There is growing interest in developing targeted treatments for Lp(a). Clinical trials are underway to test new medications that can significantly reduce Lp(a) levels. If successful, these could become part of routine care in the coming years.
In the meantime, knowing your Lp(a) level can help you and your healthcare team make more informed decisions. It may explain why some people need more intensive preventive care, even when their standard cholesterol numbers look fine.
Olpasiran
A phase 2 trial published in The New England Journal of Medicine evaluated olpasiran, a small interfering RNA (siRNA) designed to reduce Lp(a) production in the liver. The study demonstrated that olpasiran significantly reduced Lp(a) concentrations in patients with established atherosclerotic cardiovascular disease and elevated Lp(a) levels.
Lepodisiran
Another siRNA therapy, lepodisiran, was assessed in a phase 1 study for its long-duration effects on Lp(a) levels. The highest studied dose of lepodisiran reduced serum Lp(a) concentrations by more than 90% for 337 days after a single injection.
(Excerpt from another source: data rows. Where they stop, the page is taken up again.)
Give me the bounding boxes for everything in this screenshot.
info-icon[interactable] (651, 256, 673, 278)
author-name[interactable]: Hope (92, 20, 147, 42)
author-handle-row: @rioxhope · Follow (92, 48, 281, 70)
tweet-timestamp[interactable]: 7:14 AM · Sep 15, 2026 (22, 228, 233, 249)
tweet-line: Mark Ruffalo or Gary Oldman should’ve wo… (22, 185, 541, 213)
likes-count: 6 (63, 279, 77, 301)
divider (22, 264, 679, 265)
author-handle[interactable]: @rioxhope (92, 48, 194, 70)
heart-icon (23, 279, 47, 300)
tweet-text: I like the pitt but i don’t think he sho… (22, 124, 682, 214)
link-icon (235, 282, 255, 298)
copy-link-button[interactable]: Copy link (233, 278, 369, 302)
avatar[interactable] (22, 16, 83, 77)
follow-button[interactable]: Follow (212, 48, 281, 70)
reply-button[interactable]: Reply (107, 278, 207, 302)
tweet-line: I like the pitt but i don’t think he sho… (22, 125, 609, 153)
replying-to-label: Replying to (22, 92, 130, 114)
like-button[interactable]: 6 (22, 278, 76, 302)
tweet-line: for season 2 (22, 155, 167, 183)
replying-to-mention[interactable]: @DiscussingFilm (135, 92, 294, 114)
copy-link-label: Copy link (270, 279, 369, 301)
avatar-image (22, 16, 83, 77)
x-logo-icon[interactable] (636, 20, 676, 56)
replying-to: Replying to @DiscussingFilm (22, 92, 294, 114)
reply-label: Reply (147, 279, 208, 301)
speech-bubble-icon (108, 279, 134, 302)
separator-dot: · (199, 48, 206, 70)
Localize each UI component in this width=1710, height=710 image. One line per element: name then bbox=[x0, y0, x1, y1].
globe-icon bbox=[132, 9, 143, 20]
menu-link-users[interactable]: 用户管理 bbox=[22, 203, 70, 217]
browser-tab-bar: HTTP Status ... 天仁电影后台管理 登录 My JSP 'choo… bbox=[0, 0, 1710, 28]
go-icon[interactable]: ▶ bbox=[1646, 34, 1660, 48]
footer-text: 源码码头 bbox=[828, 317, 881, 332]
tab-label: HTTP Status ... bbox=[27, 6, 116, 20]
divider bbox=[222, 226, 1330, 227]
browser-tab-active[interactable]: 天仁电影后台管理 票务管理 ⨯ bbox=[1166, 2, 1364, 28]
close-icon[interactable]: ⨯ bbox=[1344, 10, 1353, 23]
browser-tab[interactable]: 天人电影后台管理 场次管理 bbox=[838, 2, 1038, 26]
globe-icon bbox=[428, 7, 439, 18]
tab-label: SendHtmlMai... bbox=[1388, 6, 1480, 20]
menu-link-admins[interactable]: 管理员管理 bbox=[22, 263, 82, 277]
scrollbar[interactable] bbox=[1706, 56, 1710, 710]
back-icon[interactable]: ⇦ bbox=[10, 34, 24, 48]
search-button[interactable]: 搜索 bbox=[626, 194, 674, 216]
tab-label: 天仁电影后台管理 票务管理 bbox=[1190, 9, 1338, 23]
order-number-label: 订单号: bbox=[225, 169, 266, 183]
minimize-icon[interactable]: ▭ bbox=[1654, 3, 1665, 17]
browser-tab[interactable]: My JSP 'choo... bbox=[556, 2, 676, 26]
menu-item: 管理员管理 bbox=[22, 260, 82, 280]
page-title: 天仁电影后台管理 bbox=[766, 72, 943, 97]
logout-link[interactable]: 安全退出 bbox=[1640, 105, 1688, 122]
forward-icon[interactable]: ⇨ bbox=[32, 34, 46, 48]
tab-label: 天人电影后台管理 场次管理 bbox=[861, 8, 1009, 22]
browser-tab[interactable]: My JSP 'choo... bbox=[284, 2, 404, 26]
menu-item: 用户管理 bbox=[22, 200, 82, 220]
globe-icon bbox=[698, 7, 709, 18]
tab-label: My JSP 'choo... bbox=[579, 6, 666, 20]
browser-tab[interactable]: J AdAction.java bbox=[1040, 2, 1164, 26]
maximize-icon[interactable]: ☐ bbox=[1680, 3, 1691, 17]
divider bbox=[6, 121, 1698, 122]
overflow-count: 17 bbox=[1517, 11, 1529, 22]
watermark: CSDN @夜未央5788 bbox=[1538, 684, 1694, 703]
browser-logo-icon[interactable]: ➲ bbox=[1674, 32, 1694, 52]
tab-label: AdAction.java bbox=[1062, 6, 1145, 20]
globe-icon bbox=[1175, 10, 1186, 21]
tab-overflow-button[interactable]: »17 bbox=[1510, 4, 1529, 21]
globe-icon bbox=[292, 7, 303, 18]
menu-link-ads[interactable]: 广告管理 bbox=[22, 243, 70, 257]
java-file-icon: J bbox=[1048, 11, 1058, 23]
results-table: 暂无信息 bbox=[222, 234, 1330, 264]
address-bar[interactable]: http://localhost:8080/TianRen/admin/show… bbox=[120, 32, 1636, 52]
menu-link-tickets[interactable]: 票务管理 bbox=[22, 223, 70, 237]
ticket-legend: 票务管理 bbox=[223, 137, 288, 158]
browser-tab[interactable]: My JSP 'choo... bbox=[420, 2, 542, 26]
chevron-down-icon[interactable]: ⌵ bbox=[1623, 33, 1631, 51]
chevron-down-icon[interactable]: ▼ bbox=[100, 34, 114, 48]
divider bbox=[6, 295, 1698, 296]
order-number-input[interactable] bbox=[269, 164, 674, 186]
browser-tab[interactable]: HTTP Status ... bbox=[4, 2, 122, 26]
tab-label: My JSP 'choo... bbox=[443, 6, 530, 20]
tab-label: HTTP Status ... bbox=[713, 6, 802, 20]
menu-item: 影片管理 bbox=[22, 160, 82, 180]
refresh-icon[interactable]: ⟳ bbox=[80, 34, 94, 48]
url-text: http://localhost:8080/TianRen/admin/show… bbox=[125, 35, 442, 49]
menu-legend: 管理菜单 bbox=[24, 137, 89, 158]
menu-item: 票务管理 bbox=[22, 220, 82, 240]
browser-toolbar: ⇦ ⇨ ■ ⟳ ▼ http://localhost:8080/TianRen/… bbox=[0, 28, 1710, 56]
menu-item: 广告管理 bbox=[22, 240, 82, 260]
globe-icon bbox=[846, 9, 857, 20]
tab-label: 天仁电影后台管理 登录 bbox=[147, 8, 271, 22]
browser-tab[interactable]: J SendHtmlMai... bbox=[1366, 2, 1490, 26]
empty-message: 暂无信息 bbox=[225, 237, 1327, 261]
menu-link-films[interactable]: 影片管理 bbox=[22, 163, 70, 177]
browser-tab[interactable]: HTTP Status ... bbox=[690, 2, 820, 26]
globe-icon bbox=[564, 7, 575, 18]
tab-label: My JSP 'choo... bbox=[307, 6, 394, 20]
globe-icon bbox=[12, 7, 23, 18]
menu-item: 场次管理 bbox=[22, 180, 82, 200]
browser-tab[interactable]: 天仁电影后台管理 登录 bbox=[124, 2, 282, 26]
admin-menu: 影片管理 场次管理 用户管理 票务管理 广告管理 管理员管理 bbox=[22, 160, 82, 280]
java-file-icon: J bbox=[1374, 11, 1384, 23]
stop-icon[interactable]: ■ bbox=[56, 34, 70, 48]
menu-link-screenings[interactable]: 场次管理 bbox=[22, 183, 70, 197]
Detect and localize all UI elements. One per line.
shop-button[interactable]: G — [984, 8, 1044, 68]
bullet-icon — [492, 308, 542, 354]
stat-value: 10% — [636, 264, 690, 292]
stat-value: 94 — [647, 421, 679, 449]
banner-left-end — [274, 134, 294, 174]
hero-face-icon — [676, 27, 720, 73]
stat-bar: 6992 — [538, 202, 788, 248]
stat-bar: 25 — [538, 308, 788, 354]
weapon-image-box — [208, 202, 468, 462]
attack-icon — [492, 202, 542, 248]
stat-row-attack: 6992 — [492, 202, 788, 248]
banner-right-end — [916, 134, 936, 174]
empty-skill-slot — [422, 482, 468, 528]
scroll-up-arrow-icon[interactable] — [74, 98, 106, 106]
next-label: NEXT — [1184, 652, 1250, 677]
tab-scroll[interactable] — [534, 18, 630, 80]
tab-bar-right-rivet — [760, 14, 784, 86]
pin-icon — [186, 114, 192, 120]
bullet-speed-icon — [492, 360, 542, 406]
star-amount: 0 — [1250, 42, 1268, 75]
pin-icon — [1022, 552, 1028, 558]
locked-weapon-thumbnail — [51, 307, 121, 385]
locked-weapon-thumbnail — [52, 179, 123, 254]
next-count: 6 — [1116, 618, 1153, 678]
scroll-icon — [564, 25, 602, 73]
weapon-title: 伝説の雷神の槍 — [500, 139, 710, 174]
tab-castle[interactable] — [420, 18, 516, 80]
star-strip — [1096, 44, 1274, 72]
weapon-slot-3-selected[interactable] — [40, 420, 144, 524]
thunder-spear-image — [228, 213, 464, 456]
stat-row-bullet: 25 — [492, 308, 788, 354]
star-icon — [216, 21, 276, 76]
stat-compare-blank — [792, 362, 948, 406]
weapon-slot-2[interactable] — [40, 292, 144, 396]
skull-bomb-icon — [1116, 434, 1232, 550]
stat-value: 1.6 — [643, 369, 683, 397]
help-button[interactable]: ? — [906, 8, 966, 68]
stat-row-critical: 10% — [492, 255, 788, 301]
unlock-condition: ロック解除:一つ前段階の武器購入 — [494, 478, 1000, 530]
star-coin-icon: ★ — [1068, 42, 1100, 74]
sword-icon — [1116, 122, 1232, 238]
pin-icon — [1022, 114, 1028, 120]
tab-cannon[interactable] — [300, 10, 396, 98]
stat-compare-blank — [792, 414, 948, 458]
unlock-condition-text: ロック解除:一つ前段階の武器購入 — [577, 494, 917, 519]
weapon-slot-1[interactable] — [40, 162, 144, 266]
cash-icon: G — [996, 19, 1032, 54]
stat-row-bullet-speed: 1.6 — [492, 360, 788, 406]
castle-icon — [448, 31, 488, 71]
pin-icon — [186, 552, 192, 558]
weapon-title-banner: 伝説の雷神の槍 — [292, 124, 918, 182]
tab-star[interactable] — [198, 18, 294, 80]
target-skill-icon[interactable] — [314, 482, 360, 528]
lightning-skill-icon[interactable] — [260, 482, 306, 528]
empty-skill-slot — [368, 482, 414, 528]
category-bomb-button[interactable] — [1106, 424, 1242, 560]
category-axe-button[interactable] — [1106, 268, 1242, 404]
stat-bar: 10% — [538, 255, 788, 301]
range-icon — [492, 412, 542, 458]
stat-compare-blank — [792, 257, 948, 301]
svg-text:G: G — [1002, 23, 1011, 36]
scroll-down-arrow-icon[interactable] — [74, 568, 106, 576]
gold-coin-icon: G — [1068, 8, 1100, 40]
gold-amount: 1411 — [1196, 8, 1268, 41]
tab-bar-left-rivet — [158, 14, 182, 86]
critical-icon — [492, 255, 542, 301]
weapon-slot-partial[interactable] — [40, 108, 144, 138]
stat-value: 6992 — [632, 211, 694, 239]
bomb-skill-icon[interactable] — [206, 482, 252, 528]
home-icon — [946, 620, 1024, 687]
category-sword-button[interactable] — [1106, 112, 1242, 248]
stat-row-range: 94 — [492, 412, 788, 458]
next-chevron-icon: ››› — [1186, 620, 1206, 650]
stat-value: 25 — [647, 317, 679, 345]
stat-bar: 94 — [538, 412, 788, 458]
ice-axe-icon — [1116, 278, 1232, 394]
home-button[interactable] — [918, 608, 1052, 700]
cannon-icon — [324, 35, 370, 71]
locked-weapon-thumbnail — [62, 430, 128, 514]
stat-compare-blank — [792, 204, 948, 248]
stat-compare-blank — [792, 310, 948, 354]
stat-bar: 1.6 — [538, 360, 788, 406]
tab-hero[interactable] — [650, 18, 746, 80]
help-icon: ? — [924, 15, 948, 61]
These studies, among others, indicate that targeted therapies for Lp(a) are on the horizon, offering hope for patients with elevated Lp(a) levels and associated cardiovascular risks.
Conclusion
Lipoprotein(a) is an important but often overlooked part of your cholesterol profile. It may not be part of your regular blood test, but it can reveal important information about your long term cardiovascular risk.
If you are unsure whether Lp(a) testing is right for you, speak with your doctor or cardiologist. Understanding your complete risk profile, including inherited factors, can help guide a more personalised and effective approach to heart health.